Queue management is strongly connected to the type of YARN Scheduler.

By default, a MapR cluster uses Fair Scheduler and Hive on Tez executes queries in queues with a user name. If a query is submitted via a Hive CLI then the real user name is used.

If a query submitted via a HiveServer2 client, such as Beeline, then the queue name depends on the Hiveserver2 impersonation configuration by the hive.server2.enable.doAs property. It could be either the real user name or user name of the Hiveserver2 process.

With a Capacity Scheduler, Hive queries via CLI and Beeline are configured via the capacity-scheduler.xml file.

Also, the queue could be changed with the Tez tez.queue.name=<queue_name> property, which helps to execute a query in some specific queue. It could be specified before each query with a Hive command set tez.queue.name=<queue_name> or could be pointed to in the hive-site.xml file.

<property>
   <name>tez.queue.name</name>
   <value>my_queue</value>
</property> 

Basically, Tez initiates a session and keeps it alive for execution of sequential queries and supports setting modifications, such as specifying the queue name. But Application Masters (AM) are strongly bound with YARN and you cannot change the queue for an already started AM.

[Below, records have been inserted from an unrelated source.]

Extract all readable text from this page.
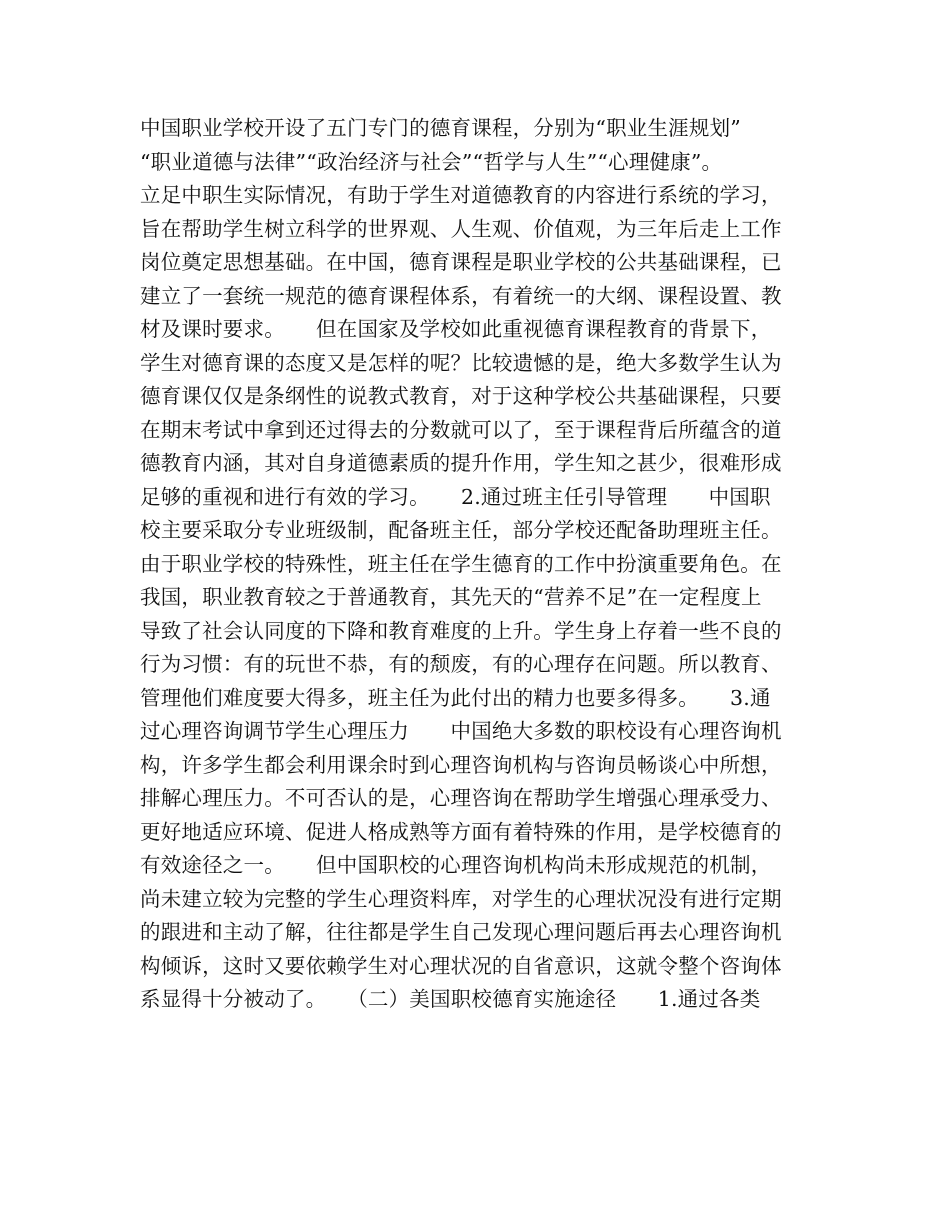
中国职业学校开设了五门专门的德育课程，分别为“职业生涯规划”
“职业道德与法律”“政治经济与社会”“哲学与人生”“心理健康”。
立足中职生实际情况，有助于学生对道德教育的内容进行系统的学习，
旨在帮助学生树立科学的世界观、人生观、价值观，为三年后走上工作
岗位奠定思想基础。在中国，德育课程是职业学校的公共基础课程，已
建立了一套统一规范的德育课程体系，有着统一的大纲、课程设置、教
材及课时要求。　　但在国家及学校如此重视德育课程教育的背景下，
学生对德育课的态度又是怎样的呢？比较遗憾的是，绝大多数学生认为
德育课仅仅是条纲性的说教式教育，对于这种学校公共基础课程，只要
在期末考试中拿到还过得去的分数就可以了，至于课程背后所蕴含的道
德教育内涵，其对自身道德素质的提升作用，学生知之甚少，很难形成
足够的重视和进行有效的学习。　　2.通过班主任引导管理　　中国职
校主要采取分专业班级制，配备班主任，部分学校还配备助理班主任。
由于职业学校的特殊性，班主任在学生德育的工作中扮演重要角色。在
我国，职业教育较之于普通教育，其先天的“营养不足”在一定程度上
导致了社会认同度的下降和教育难度的上升。学生身上存着一些不良的
行为习惯：有的玩世不恭，有的颓废，有的心理存在问题。所以教育、
管理他们难度要大得多，班主任为此付出的精力也要多得多。　　3.通
过心理咨询调节学生心理压力　　中国绝大多数的职校设有心理咨询机
构，许多学生都会利用课余时到心理咨询机构与咨询员畅谈心中所想，
排解心理压力。不可否认的是，心理咨询在帮助学生增强心理承受力、
更好地适应环境、促进人格成熟等方面有着特殊的作用，是学校德育的
有效途径之一。　　但中国职校的心理咨询机构尚未形成规范的机制，
尚未建立较为完整的学生心理资料库，对学生的心理状况没有进行定期
的跟进和主动了解，往往都是学生自己发现心理问题后再去心理咨询机
构倾诉，这时又要依赖学生对心理状况的自省意识，这就令整个咨询体
系显得十分被动了。　　（二）美国职校德育实施途径　　1.通过各类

Queue management with HiveServer2

Hiveserver2 provides built-in functionality for setting up and handling a pool of Tez sessions via initialization of default queues. This approach is only applicable for submission queries using HiveServer2 clients, such as Beeline, and Hiveserver2 works without impersonation: hive.server2.enable.doAs=false.

If you define hive.server2.enable.doAs=true, then a new AM is started beside an existing AM for a default queue. Default queues are not to be used and closed at the end of a lifetime. You can specify the following properties for enabling default queues in the hive-site.xml file:
  • To generally enable default queues:
    hive.server2.tez.initialize.default.sessions=true
  • To specify a queue name that starts at a minimum of one session with AM:
    hive.server2.tez.default.queues=test_TEZ1,test_TEZ2
  • To define the number of sessions and AMs. For example, if you specify two default queues and two sessions per default queue causes four AMs to start:
    hive.server2.tez.sessions.per.default.queue=2
  • To define the lifetime for a pool of sessions. With this property set, on startup, Hiveserver2 creates a pool of sessions. These sessions are re-established after the end of a lifetime during submitting a query with Hiveserver2:
    hive.server2.tez.session.lifetime=5m

If Capacity Scheduler is in use, default queue names are chosen from the scheduler settings. You can still use the tez.queue.name=<queue_name> property to run queries in custom queues.